In fact, the backlash against Apple was so strong that Tim Cook and other executives were forced to confront the criticism head on, with Cook stating the following during a company shareholder meeting earlier this year: “You will see us do more in the pro area. The pro area is very important to us. The creative area is very important to us in particular.”
Just two months later, Apple executives held a special meeting with select tech outlets where they assured developers and creative professionals that new and advanced pro-oriented hardware was in the product pipeline. Not only did Apple relay that a completely redesigned Mac Pro was on the way, but Phil Schiller made a point of noting that the company was working on iMac configurations developed “specifically with the pro customer in mind.”

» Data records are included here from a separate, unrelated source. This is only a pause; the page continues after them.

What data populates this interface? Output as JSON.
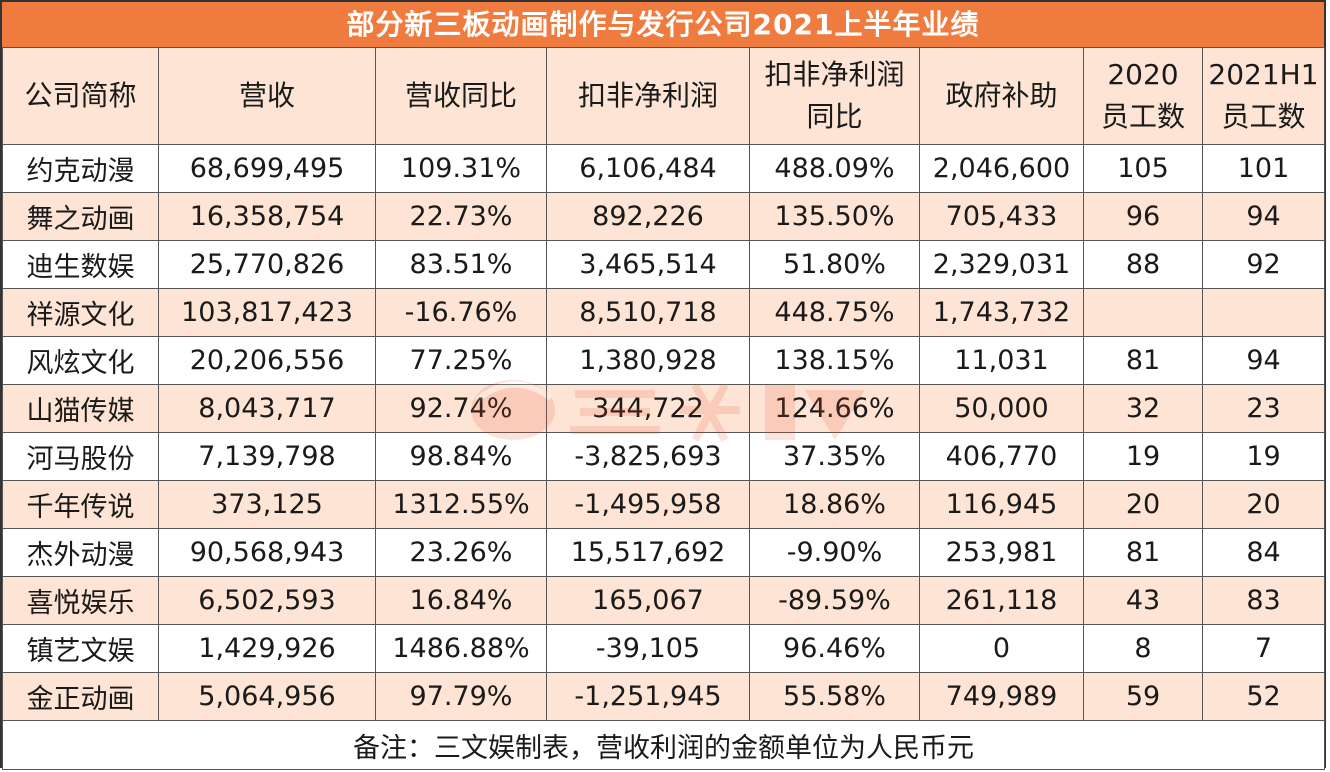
{
  "title": "部分新三板动画制作与发行公司2021上半年业绩",
  "headers": [
    "公司简称",
    "营收",
    "营收同比",
    "扣非净利润",
    "扣非净利润\n同比",
    "政府补助",
    "2020\n员工数",
    "2021H1\n员工数"
  ],
  "rows": [
    [
      "约克动漫",
      "68,699,495",
      "109.31%",
      "6,106,484",
      "488.09%",
      "2,046,600",
      "105",
      "101"
    ],
    [
      "舞之动画",
      "16,358,754",
      "22.73%",
      "892,226",
      "135.50%",
      "705,433",
      "96",
      "94"
    ],
    [
      "迪生数娱",
      "25,770,826",
      "83.51%",
      "3,465,514",
      "51.80%",
      "2,329,031",
      "88",
      "92"
    ],
    [
      "祥源文化",
      "103,817,423",
      "-16.76%",
      "8,510,718",
      "448.75%",
      "1,743,732",
      "",
      ""
    ],
    [
      "风炫文化",
      "20,206,556",
      "77.25%",
      "1,380,928",
      "138.15%",
      "11,031",
      "81",
      "94"
    ],
    [
      "山猫传媒",
      "8,043,717",
      "92.74%",
      "344,722",
      "124.66%",
      "50,000",
      "32",
      "23"
    ],
    [
      "河马股份",
      "7,139,798",
      "98.84%",
      "-3,825,693",
      "37.35%",
      "406,770",
      "19",
      "19"
    ],
    [
      "千年传说",
      "373,125",
      "1312.55%",
      "-1,495,958",
      "18.86%",
      "116,945",
      "20",
      "20"
    ],
    [
      "杰外动漫",
      "90,568,943",
      "23.26%",
      "15,517,692",
      "-9.90%",
      "253,981",
      "81",
      "84"
    ],
    [
      "喜悦娱乐",
      "6,502,593",
      "16.84%",
      "165,067",
      "-89.59%",
      "261,118",
      "43",
      "83"
    ],
    [
      "镇艺文娱",
      "1,429,926",
      "1486.88%",
      "-39,105",
      "96.46%",
      "0",
      "8",
      "7"
    ],
    [
      "金正动画",
      "5,064,956",
      "97.79%",
      "-1,251,945",
      "55.58%",
      "749,989",
      "59",
      "52"
    ]
  ],
  "note": "备注：三文娱制表，营收利润的金额单位为人民币元",
  "colors": {
    "title_bg": "#f07b3f",
    "stripe_bg": "#fde4d4",
    "watermark": "#e8502a"
  }
}
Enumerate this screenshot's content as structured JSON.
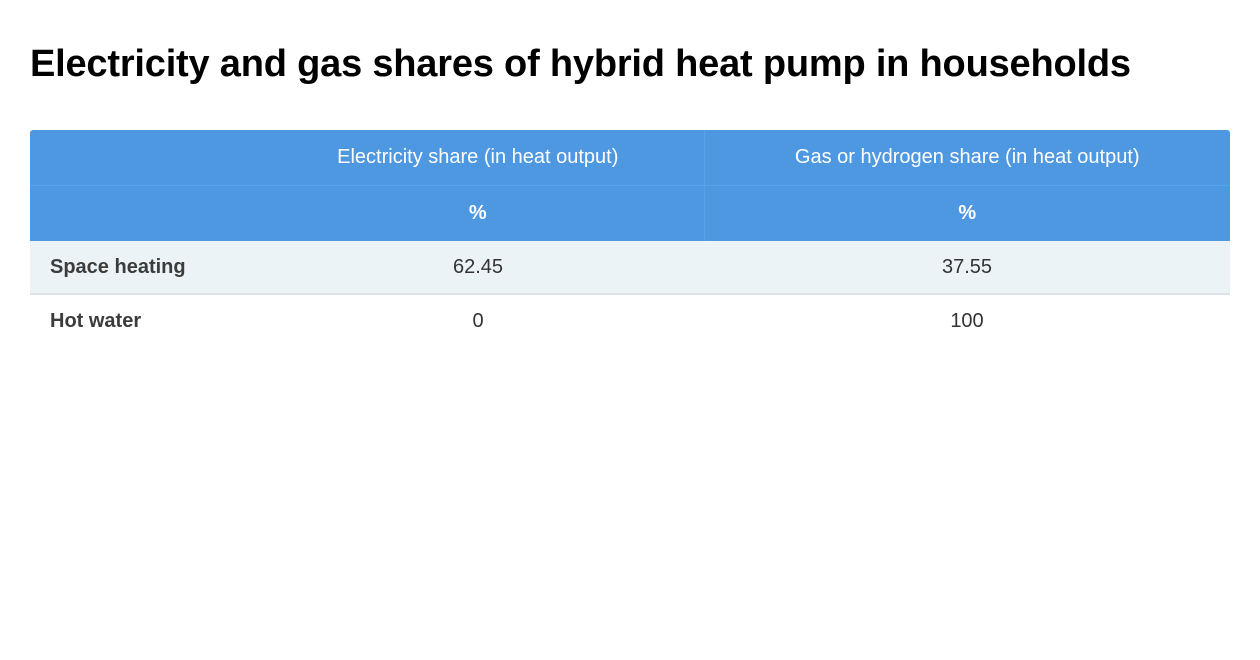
{
  "page": {
    "title": "Electricity and gas shares of hybrid heat pump in households"
  },
  "table": {
    "header_row_1": [
      "",
      "Electricity share (in heat output)",
      "Gas or hydrogen share (in heat output)"
    ],
    "header_row_2": [
      "",
      "%",
      "%"
    ],
    "rows": [
      {
        "label": "Space heating",
        "electricity": "62.45",
        "gas": "37.55"
      },
      {
        "label": "Hot water",
        "electricity": "0",
        "gas": "100"
      }
    ]
  },
  "colors": {
    "header_background": "#4e98e2",
    "header_text": "#ffffff",
    "striped_row_background": "#ebf3f7"
  }
}
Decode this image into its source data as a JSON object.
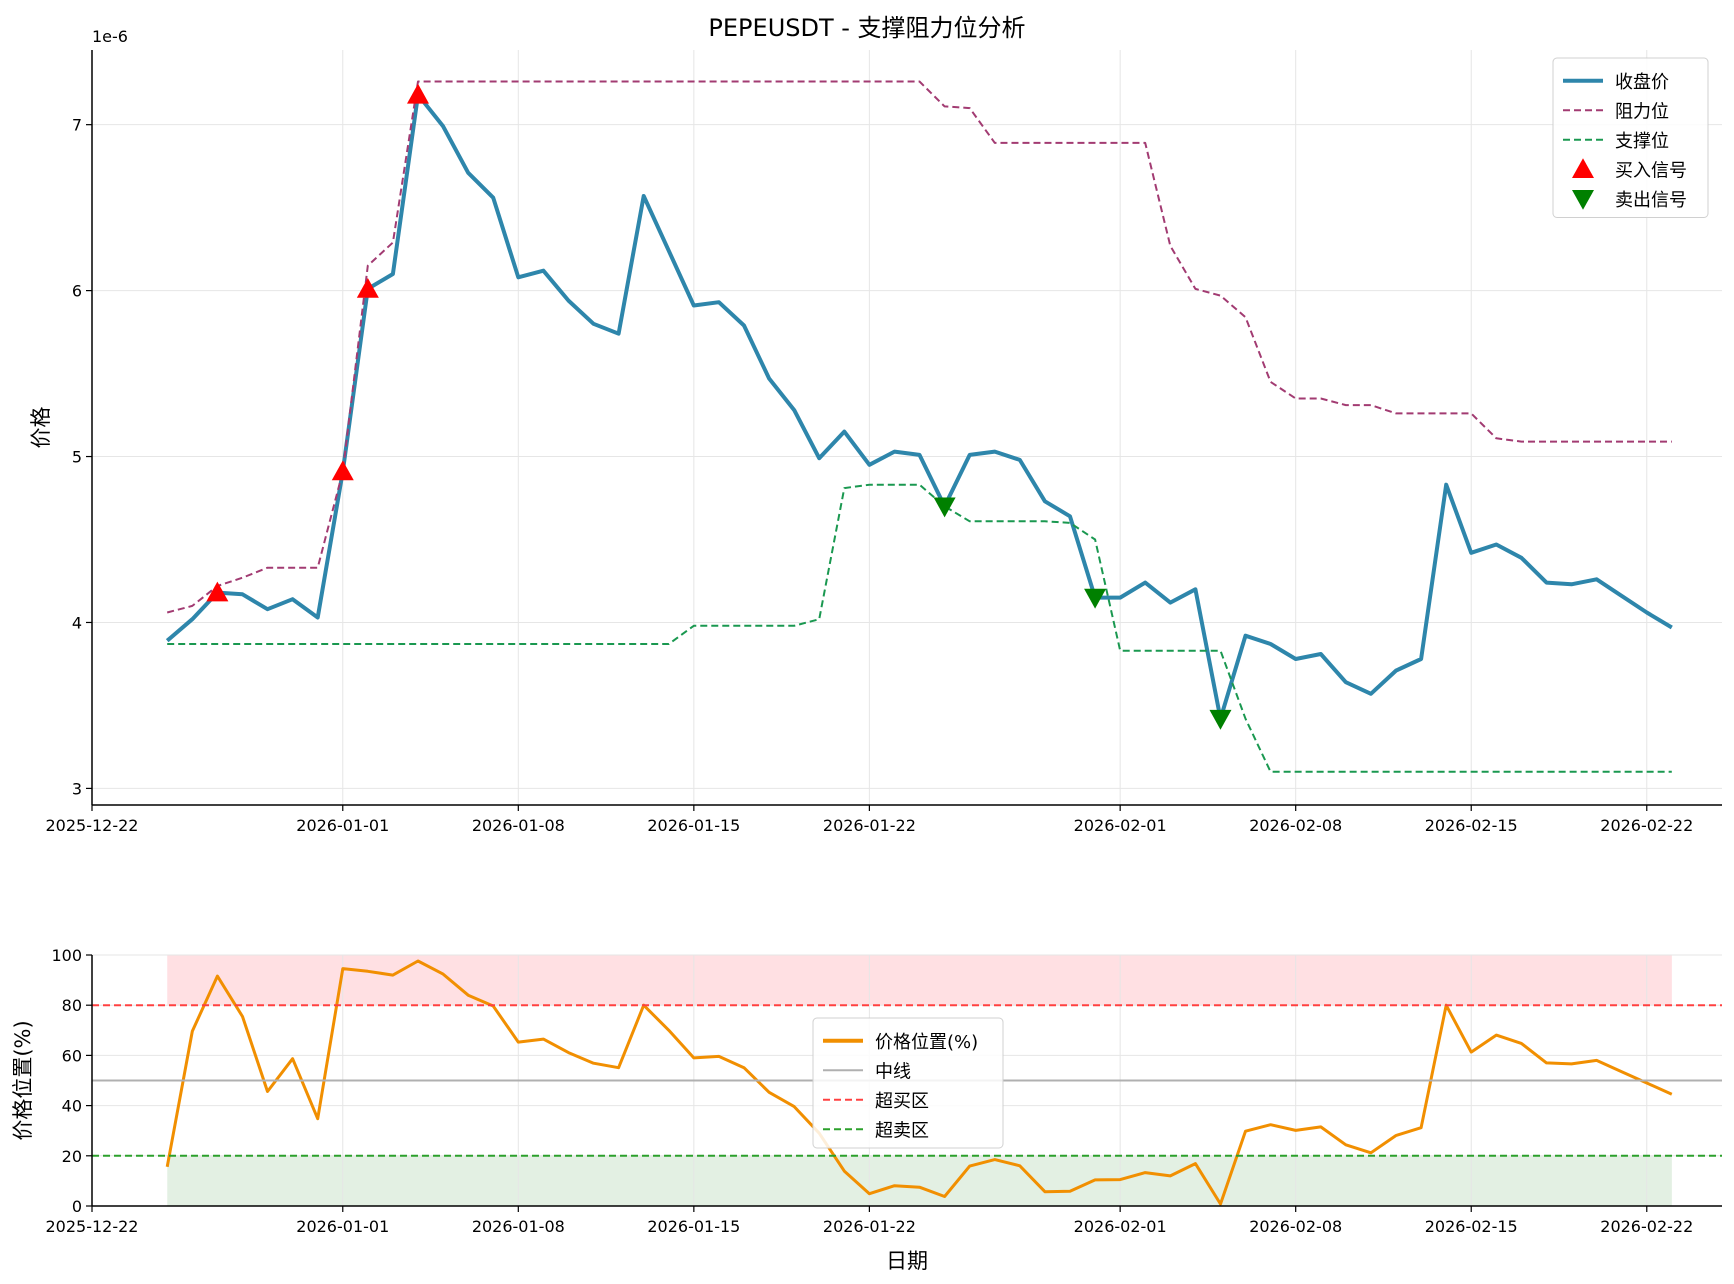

True to form, Apple at WWDC 2017 demonstrated that its pro users have a lot to look forward to. Aside from supercharging its iPad lineup, Apple updated the entirety of its MacBook line with speedier Kaby Lake processors and faster SSDs. Further, some of Apple’s notebooks will now feature more powerful graphics. Apple on Monday also took some time to refresh its iMac lineup, gracing its iconic all-in-one machine with more memory and faster processors.
Of course, the star of show — at least as it pertains to the Mac — was Apple’s iMac Pro. Priced at $4,999 with an option to max the machine out with 18 core Xeon processors, Apple’s brand new iMac is a clear indication that Apple has decidedly not forgotten about its pro user base. In a nutshell, Apple’s upcoming iMac Pro is an absolute monster of a machine.
And though the iMac Pro won’t ship until December, the fact that Apple announced it so far in advance was a subtle nod to users who have grown impatient with slower product upgrades over the years. In other words, the current MacBook and iMac upgrades and the forthcoming iMac Pro update sends a clear message that Apple not only has exciting new hardware today, but even more exciting and powerful hardware coming down the pipeline. And that’s not even to speak of a revamped Mac Pro which, if we’re lucky, will be unveiled sometime next year.
WWDC 2017 may not have been the most exciting keynote we’ve ever seen, but for any consumers who has been patiently waiting for a solid improvement to the Mac, Monday’s keynote was nothing short of encouraging.